Streit flammt zwischen beiden Ländern immer wieder über Gaslieferungen auf. Die Ukraine importiert fast ihr gesamtes Gas aus Russland, muss dafür aber einen für die Region beispiellos hohen Preis zahlen. Der Konflikt über Preise und Transitgebühren hat in der Vergangenheit zu Lieferunterbrechungen geführt, die auch die Gasversorgung Europas infrage stellten.
Daheim in Donezk ist unterdessen eingetreten, was viele befürchtet hatten: Mit den „Volksrepubliken“ Donezk und Lugansk sind zwei De-facto-Staaten entstanden, die kürzlich sogar ihre Staatspräsidenten wählen durften und hoffnungslos am Tropf Moskaus dahinsiechen. Aus ukrainischer Sicht brechen damit bis zu 17 Prozent der Wirtschaftsleistung weg, was das Land auf dem Weg nach Europa schwächen und instabil halten wird. War es etwa das, was Kremlchef Putin erreichen wollte? Das glauben viele Beobachter im Westen. Aber auch im Osten muss man zur Kenntnis nehmen, dass die Betriebe in der Region größtenteils stillstehen, die Industrieproduktion um mehr als die Hälfte gegenüber dem Vorjahr gesunken ist.

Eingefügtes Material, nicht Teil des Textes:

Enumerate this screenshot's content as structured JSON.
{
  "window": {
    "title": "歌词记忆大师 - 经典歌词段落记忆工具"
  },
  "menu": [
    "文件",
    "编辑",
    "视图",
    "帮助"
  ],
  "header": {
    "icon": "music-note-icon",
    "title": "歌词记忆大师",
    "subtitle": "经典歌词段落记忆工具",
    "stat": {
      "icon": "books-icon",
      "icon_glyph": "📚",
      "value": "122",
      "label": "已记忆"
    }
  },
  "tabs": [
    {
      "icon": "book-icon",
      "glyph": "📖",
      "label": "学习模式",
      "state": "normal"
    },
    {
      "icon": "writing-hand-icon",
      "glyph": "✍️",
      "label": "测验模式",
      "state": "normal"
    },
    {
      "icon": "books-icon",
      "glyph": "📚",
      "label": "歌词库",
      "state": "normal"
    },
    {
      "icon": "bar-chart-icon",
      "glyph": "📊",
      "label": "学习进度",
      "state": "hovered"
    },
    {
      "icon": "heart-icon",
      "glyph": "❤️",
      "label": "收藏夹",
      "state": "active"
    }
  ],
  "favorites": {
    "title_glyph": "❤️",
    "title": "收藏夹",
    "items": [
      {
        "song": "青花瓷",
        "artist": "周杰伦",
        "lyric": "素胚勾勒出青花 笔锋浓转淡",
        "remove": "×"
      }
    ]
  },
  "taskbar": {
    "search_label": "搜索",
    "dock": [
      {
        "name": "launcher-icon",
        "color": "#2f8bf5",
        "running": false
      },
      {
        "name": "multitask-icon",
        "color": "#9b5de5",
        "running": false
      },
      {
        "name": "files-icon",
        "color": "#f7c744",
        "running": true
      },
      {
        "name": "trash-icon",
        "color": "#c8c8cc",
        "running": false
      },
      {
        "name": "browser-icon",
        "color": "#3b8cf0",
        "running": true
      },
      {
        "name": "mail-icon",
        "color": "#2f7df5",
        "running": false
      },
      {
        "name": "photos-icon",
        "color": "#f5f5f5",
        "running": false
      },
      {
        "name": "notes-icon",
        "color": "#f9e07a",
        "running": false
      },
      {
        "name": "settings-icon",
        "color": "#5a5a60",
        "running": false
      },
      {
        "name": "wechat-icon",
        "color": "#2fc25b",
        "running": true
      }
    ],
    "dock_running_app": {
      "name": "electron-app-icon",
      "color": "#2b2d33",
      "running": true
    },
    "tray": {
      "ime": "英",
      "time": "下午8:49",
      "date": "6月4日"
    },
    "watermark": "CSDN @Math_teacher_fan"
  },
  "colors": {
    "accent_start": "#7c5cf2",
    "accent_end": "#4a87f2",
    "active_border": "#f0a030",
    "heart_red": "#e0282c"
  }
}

Donezk hängt an Moskaus Tropf
„Es ist völlig unvorstellbar, dass die Ostukraine in absehbarer Zeit zurück unter Kiewer Kontrolle gerät“, sagt Ökonom Vasily Astrov vom Wiener Institut für Internationale Wirtschaftsvergleiche. Auf Jahre hinaus werde das russische Staatsbudget die Hauptquelle für den besetzten Osten der Ukraine sein – erst recht, wenn die Separatisten ihren Traum von einer weiteren Eroberung jenes Landes wahr machen, das sie als „Neu-Russland“ bezeichnen. Die Schäden wären nicht nur für die Ukraine enorm, sondern auch für die Russen: Je größer der Pseudostaat, den der Kreml durchpäppeln muss, desto mehr Geld fehlt im Putin-Reich, das unter dem niedrigen Ölpreis mehr als unter den Sanktionen leidet.